Album Review: Paul Anthony / ‘Black Out’ (Dirty Fabric)

Paul Anthony Black Out

★★★☆☆

Sophistication, grace, mercy, complexity…Paul Anthony doesn’t care for such things on this release of nearly two hours of hot and bothered, riff-a-rific tech-house. From back to front it’s an incessant stamp of infuriating blips and squeaks pushing trebles over the edge, and basslined pumps revved into action by starter pulley.

Wrenched acid, bro-step/breaks loans and a hyped up pair of barbershop clippers assist in Anthony’s headbangers’ ball blazing something filthy. Not outwardly X-rated (okay, there is “Kangaroo Butt Sex,” but that’s just nonsense packed off with pogo sticks), but a wire wool scrub down becomes essential when done with Anthony’s can’t stop-won’t stop blitz (“Shake Dat Ass” convulsing to the brink) from Dutch house running into Chicago’s ghetto gutters on a rockstar whim. “Cream Pie” with its digi-sax/”Destination Calabria” lick, opens more available doors on a record where the underlying ethos is defiantly if you can’t beat us, join us, the likes of the toothy “Pew Pew Pew Pew Pew” too infectiously gnarled not to get down to.

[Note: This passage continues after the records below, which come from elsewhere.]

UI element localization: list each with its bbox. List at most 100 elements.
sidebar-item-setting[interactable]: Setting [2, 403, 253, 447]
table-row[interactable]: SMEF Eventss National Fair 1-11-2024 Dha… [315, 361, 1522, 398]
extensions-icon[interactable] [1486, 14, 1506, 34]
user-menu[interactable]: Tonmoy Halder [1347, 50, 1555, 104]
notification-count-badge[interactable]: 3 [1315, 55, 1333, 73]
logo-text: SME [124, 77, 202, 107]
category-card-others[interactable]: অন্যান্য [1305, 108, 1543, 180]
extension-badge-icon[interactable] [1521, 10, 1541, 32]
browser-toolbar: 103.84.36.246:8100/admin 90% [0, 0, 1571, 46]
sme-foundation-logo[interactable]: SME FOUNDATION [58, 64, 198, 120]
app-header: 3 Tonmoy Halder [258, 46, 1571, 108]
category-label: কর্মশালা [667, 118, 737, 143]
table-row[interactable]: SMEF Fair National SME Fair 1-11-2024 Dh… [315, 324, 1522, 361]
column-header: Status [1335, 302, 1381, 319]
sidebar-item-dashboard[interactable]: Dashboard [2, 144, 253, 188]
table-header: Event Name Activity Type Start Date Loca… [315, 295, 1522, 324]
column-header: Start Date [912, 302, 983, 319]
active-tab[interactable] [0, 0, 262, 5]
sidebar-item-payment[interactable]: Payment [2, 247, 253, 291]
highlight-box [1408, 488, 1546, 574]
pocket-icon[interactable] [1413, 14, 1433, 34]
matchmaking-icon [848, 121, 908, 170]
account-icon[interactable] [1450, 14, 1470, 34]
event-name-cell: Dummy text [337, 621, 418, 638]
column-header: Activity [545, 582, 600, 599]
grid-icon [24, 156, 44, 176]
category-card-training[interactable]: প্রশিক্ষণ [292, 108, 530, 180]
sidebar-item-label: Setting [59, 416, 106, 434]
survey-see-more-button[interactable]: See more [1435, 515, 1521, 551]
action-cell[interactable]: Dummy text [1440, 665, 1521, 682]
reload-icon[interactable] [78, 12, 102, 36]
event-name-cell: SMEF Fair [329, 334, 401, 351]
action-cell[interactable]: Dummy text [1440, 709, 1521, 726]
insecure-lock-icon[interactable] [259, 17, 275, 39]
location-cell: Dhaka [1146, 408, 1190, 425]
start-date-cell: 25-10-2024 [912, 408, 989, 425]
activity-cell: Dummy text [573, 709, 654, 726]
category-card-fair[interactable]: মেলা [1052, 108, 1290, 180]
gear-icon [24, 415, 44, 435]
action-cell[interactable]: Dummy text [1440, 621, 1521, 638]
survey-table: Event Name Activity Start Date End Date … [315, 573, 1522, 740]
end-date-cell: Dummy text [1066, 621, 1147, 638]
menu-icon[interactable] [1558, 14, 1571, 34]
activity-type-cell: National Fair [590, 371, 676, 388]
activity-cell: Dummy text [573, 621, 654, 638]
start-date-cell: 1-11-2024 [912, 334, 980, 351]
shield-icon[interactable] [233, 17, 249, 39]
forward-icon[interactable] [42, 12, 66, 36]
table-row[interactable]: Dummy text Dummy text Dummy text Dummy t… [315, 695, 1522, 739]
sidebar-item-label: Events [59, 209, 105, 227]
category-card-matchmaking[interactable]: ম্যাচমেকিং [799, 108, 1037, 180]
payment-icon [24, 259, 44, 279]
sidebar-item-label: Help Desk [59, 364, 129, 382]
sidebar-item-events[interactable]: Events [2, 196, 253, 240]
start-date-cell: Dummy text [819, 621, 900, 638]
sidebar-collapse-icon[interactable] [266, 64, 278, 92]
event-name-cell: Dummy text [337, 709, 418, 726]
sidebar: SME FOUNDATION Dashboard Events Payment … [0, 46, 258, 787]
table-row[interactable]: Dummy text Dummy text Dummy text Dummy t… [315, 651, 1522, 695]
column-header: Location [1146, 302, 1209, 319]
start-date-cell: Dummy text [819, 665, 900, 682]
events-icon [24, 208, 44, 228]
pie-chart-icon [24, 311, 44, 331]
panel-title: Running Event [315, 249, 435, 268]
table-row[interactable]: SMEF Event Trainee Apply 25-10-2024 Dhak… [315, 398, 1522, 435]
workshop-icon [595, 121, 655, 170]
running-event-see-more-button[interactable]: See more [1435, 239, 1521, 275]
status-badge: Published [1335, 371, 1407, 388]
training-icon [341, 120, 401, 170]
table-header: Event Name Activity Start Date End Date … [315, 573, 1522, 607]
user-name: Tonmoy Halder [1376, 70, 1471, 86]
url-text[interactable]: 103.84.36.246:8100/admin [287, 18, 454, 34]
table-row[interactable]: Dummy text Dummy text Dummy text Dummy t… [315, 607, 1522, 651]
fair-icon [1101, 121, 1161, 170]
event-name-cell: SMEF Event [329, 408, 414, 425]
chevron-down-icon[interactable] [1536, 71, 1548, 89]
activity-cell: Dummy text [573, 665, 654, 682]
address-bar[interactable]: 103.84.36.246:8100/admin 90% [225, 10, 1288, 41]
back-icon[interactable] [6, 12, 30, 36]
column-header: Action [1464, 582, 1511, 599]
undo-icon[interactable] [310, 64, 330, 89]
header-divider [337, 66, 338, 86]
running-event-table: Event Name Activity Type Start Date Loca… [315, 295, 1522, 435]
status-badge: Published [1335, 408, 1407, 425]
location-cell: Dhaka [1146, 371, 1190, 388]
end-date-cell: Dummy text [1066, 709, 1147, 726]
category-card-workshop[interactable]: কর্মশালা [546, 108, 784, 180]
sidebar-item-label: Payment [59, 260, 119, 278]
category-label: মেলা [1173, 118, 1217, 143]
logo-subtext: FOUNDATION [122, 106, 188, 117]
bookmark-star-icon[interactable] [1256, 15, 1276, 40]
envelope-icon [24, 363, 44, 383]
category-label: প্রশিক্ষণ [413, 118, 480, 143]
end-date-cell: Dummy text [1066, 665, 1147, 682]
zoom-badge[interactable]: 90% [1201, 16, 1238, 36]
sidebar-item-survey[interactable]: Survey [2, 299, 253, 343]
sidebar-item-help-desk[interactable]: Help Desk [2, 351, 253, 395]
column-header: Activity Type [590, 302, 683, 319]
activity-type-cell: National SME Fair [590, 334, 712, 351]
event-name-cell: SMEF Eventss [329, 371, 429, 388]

Suffice to say variation is minor, carnage rolling out of soaring/preset builds and breakdowns, though using the time-honored “in the beginning there was Jack” vocal gives “Drums of Life” a different outlook, watching booty bass belly dancer “Do the Dance” rides the grating/contagious divide. Knuckle-headed in parts, but it makes no apologies for making the club feel the back of its hand.